The Ocean Party released their latest album, Split, last year to a positive reception. It is a relatively peaceful album – dissecting how life in the 20-teens has been so far. Juggling work life, social commitments and creative output can put a certain amount of stress on the minds of young adults, Split spoke honestly about such struggle, striking a chord with many who were in the same boat.
One of the singles from Split was the title track, penned by Ocean Party drummer, Zac Denton. The song was a literal recounting of how it was difficult adjusting to working life while still relatively young. Denton has stepped out on his own and has released thematically linked record with his solo brand, Ciggie Witch. Along with brother Lachlan Denton and Mitch Clemens, he has penned an album of largely pessimistic and world weary songs. Rock and Roll Juice is a rather innocent collection, silently setting itself firmly in the midst of contemporary Australian twang.

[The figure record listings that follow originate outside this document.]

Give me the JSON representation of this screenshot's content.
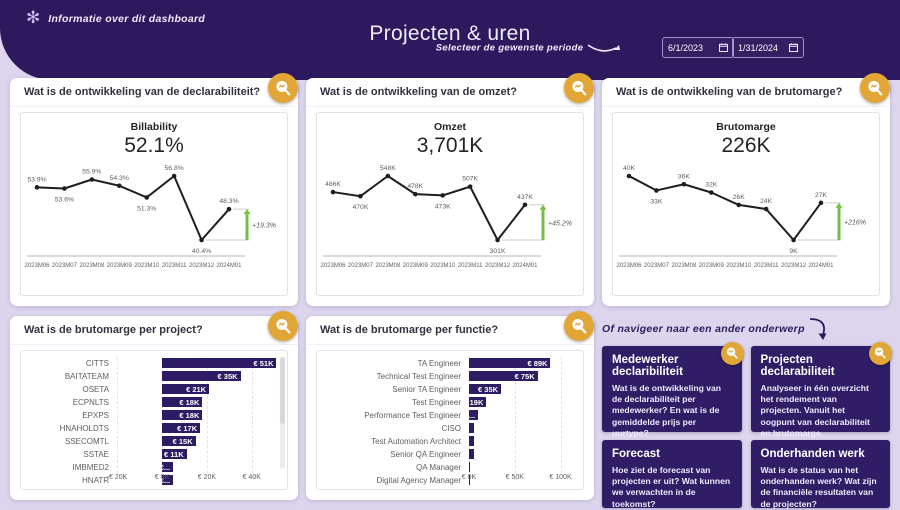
{
  "header": {
    "info_label": "Informatie over dit dashboard",
    "title": "Projecten & uren",
    "period_label": "Selecteer de  gewenste periode",
    "date_from": "6/1/2023",
    "date_to": "1/31/2024"
  },
  "panels": [
    {
      "question": "Wat is de ontwikkeling van de declarabiliteit?"
    },
    {
      "question": "Wat is de ontwikkeling van de omzet?"
    },
    {
      "question": "Wat is de ontwikkeling van de brutomarge?"
    },
    {
      "question": "Wat is de brutomarge per project?"
    },
    {
      "question": "Wat is de brutomarge per functie?"
    }
  ],
  "chart_data": [
    {
      "type": "line",
      "title": "Billability",
      "total": "52.1%",
      "x": [
        "2023M06",
        "2023M07",
        "2023M08",
        "2023M09",
        "2023M10",
        "2023M11",
        "2023M12",
        "2024M01"
      ],
      "values": [
        53.9,
        53.6,
        55.9,
        54.3,
        51.3,
        56.8,
        40.4,
        48.3
      ],
      "labels": [
        "53.9%",
        "53.6%",
        "55.9%",
        "54.3%",
        "51.3%",
        "56.8%",
        "40.4%",
        "48.3%"
      ],
      "change": "+19.3%"
    },
    {
      "type": "line",
      "title": "Omzet",
      "total": "3,701K",
      "x": [
        "2023M06",
        "2023M07",
        "2023M08",
        "2023M09",
        "2023M10",
        "2023M11",
        "2023M12",
        "2024M01"
      ],
      "values": [
        486,
        470,
        548,
        478,
        473,
        507,
        301,
        437
      ],
      "labels": [
        "486K",
        "470K",
        "548K",
        "478K",
        "473K",
        "507K",
        "301K",
        "437K"
      ],
      "change": "+45.2%"
    },
    {
      "type": "line",
      "title": "Brutomarge",
      "total": "226K",
      "x": [
        "2023M06",
        "2023M07",
        "2023M08",
        "2023M09",
        "2023M10",
        "2023M11",
        "2023M12",
        "2024M01"
      ],
      "values": [
        40,
        33,
        36,
        32,
        26,
        24,
        9,
        27
      ],
      "labels": [
        "40K",
        "33K",
        "36K",
        "32K",
        "26K",
        "24K",
        "9K",
        "27K"
      ],
      "change": "+216%"
    },
    {
      "type": "bar",
      "categories": [
        "CITTS",
        "BAITATEAM",
        "OSETA",
        "ECPNLTS",
        "EPXPS",
        "HNAHOLDTS",
        "SSECOMTL",
        "SSTAE",
        "IMBMED2",
        "HNATR"
      ],
      "values": [
        51,
        35,
        21,
        18,
        18,
        17,
        15,
        11,
        5,
        5
      ],
      "labels": [
        "€ 51K",
        "€ 35K",
        "€ 21K",
        "€ 18K",
        "€ 18K",
        "€ 17K",
        "€ 15K",
        "€ 11K",
        "€...",
        "€..."
      ],
      "axis": {
        "min": -20,
        "max": 53
      },
      "ticks": [
        {
          "label": "-€ 20K",
          "value": -20
        },
        {
          "label": "€ 0K",
          "value": 0
        },
        {
          "label": "€ 20K",
          "value": 20
        },
        {
          "label": "€ 40K",
          "value": 40
        }
      ]
    },
    {
      "type": "bar",
      "categories": [
        "TA Engineer",
        "Technical Test Engineer",
        "Senior TA Engineer",
        "Test Engineer",
        "Performance Test Engineer",
        "CISO",
        "Test Automation Architect",
        "Senior QA Engineer",
        "QA Manager",
        "Digital Agency Manager"
      ],
      "values": [
        89,
        75,
        35,
        19,
        10,
        6,
        6,
        5,
        1.5,
        1.2
      ],
      "labels": [
        "€ 89K",
        "€ 75K",
        "€ 35K",
        "€ 19K",
        "...",
        "",
        "",
        "",
        "",
        ""
      ],
      "axis": {
        "min": 0,
        "max": 118
      },
      "ticks": [
        {
          "label": "€ 0K",
          "value": 0
        },
        {
          "label": "€ 50K",
          "value": 50
        },
        {
          "label": "€ 100K",
          "value": 100
        }
      ]
    }
  ],
  "nav": {
    "heading": "Of navigeer naar een ander onderwerp",
    "cards": [
      {
        "title": "Medewerker declaribiliteit",
        "body": "Wat is de ontwikkeling van de declarabiliteit per medewerker? En wat is de gemiddelde prijs per uurtype?",
        "badge": true
      },
      {
        "title": "Projecten declarabiliteit",
        "body": "Analyseer in één overzicht het rendement van projecten. Vanuit het oogpunt van declarabiliteit en brutomarge.",
        "badge": true
      },
      {
        "title": "Forecast",
        "body": "Hoe ziet de forecast van projecten er uit? Wat kunnen we verwachten in de toekomst?",
        "badge": false
      },
      {
        "title": "Onderhanden werk",
        "body": "Wat is de status van het onderhanden werk? Wat zijn de financiële resultaten van de projecten?",
        "badge": false
      }
    ]
  },
  "colors": {
    "header_purple": "#2d195e",
    "card_purple": "#2f1d66",
    "bar_purple": "#2d1b64",
    "badge_gold": "#e2a636",
    "change_green": "#73bf44",
    "label_gray": "#605e5c",
    "line_black": "#1f1e1e"
  }
}
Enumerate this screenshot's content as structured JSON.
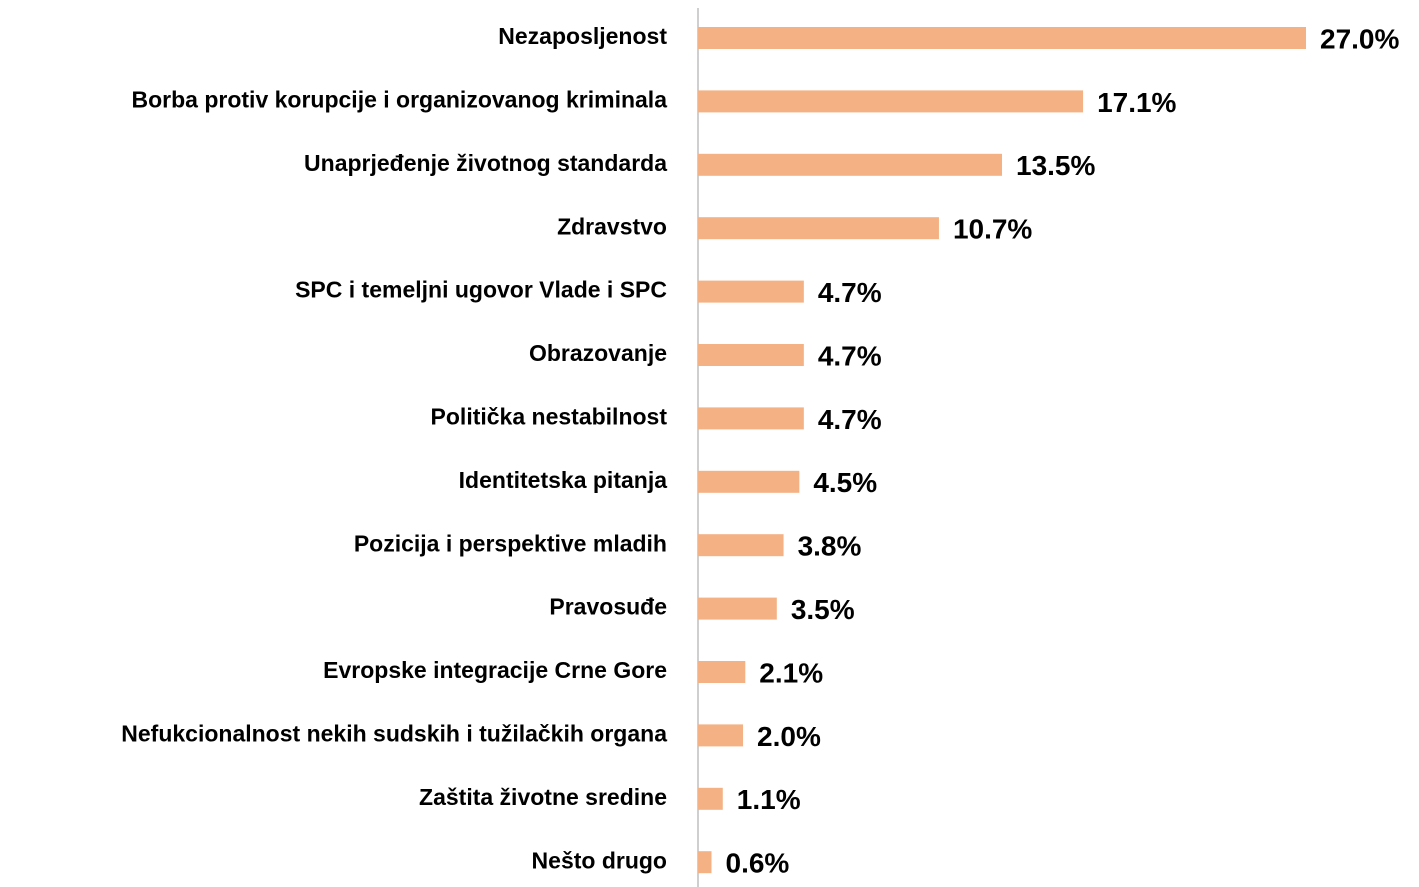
{
  "chart_data": {
    "type": "barh",
    "categories": [
      "Nezaposljenost",
      "Borba protiv korupcije i organizovanog kriminala",
      "Unaprjeđenje životnog standarda",
      "Zdravstvo",
      "SPC i temeljni ugovor Vlade i SPC",
      "Obrazovanje",
      "Politička nestabilnost",
      "Identitetska pitanja",
      "Pozicija i perspektive mladih",
      "Pravosuđe",
      "Evropske integracije Crne Gore",
      "Nefukcionalnost nekih sudskih i tužilačkih organa",
      "Zaštita životne sredine",
      "Nešto drugo"
    ],
    "values": [
      27.0,
      17.1,
      13.5,
      10.7,
      4.7,
      4.7,
      4.7,
      4.5,
      3.8,
      3.5,
      2.1,
      2.0,
      1.1,
      0.6
    ],
    "value_labels": [
      "27.0%",
      "17.1%",
      "13.5%",
      "10.7%",
      "4.7%",
      "4.7%",
      "4.7%",
      "4.5%",
      "3.8%",
      "3.5%",
      "2.1%",
      "2.0%",
      "1.1%",
      "0.6%"
    ],
    "color": "#f4b183"
  }
}
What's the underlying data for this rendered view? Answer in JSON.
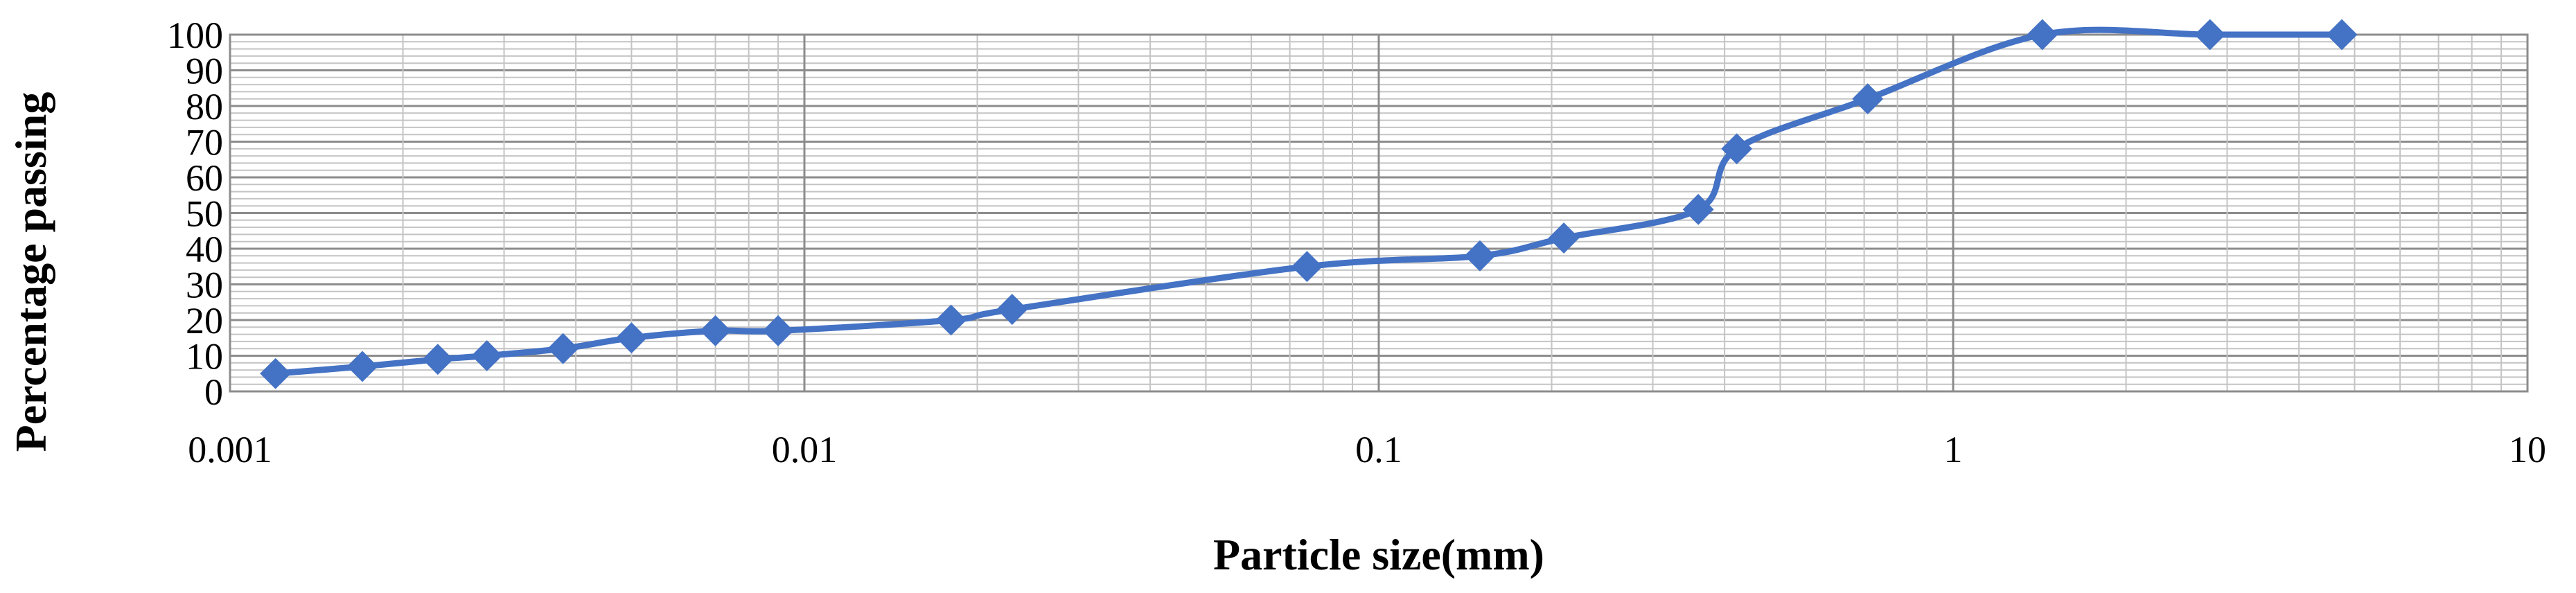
{
  "chart_data": {
    "type": "line",
    "title": "",
    "xlabel": "Particle size(mm)",
    "ylabel": "Percentage passing",
    "x_scale": "log",
    "xlim": [
      0.001,
      10
    ],
    "ylim": [
      0,
      100
    ],
    "x_ticks": [
      "0.001",
      "0.01",
      "0.1",
      "1",
      "10"
    ],
    "y_ticks": [
      "0",
      "10",
      "20",
      "30",
      "40",
      "50",
      "60",
      "70",
      "80",
      "90",
      "100"
    ],
    "grid": true,
    "legend": "none",
    "series": [
      {
        "color": "#4472C4",
        "marker": "diamond",
        "x": [
          0.0012,
          0.0017,
          0.0023,
          0.0028,
          0.0038,
          0.005,
          0.007,
          0.009,
          0.018,
          0.023,
          0.075,
          0.15,
          0.21,
          0.36,
          0.42,
          0.71,
          1.43,
          2.8,
          4.75
        ],
        "y": [
          5,
          7,
          9,
          10,
          12,
          15,
          17,
          17,
          20,
          23,
          35,
          38,
          43,
          51,
          68,
          82,
          100,
          100,
          100
        ]
      }
    ]
  }
}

While looking at life at ground level, Ciggie Witch revel in up-front recollections and revelations about not fitting in, wasting time, making hard decisions and not being satisfied with the results. Moving from Wagga Wagga, the Denton brothers obviously dealt with aspects of isolation and then overwhelming obscurity of bigger city living. Other subjects include leaving school, learning a trade, working for ignorant employers and sleeping in and hating yourself.
This is fine record, one that won’t make waves but that’s probably ok for now, there is still plenty of room for Ciggie Witch in Australia. Listen to this record when you are having a particularly unproductive day, walk around your neighbourhood and pretend you are starring in a sepia tinged film about nothing – you’ll have all the appropriate atmospherics with Ciggie Witch’s Rock and Roll Juice.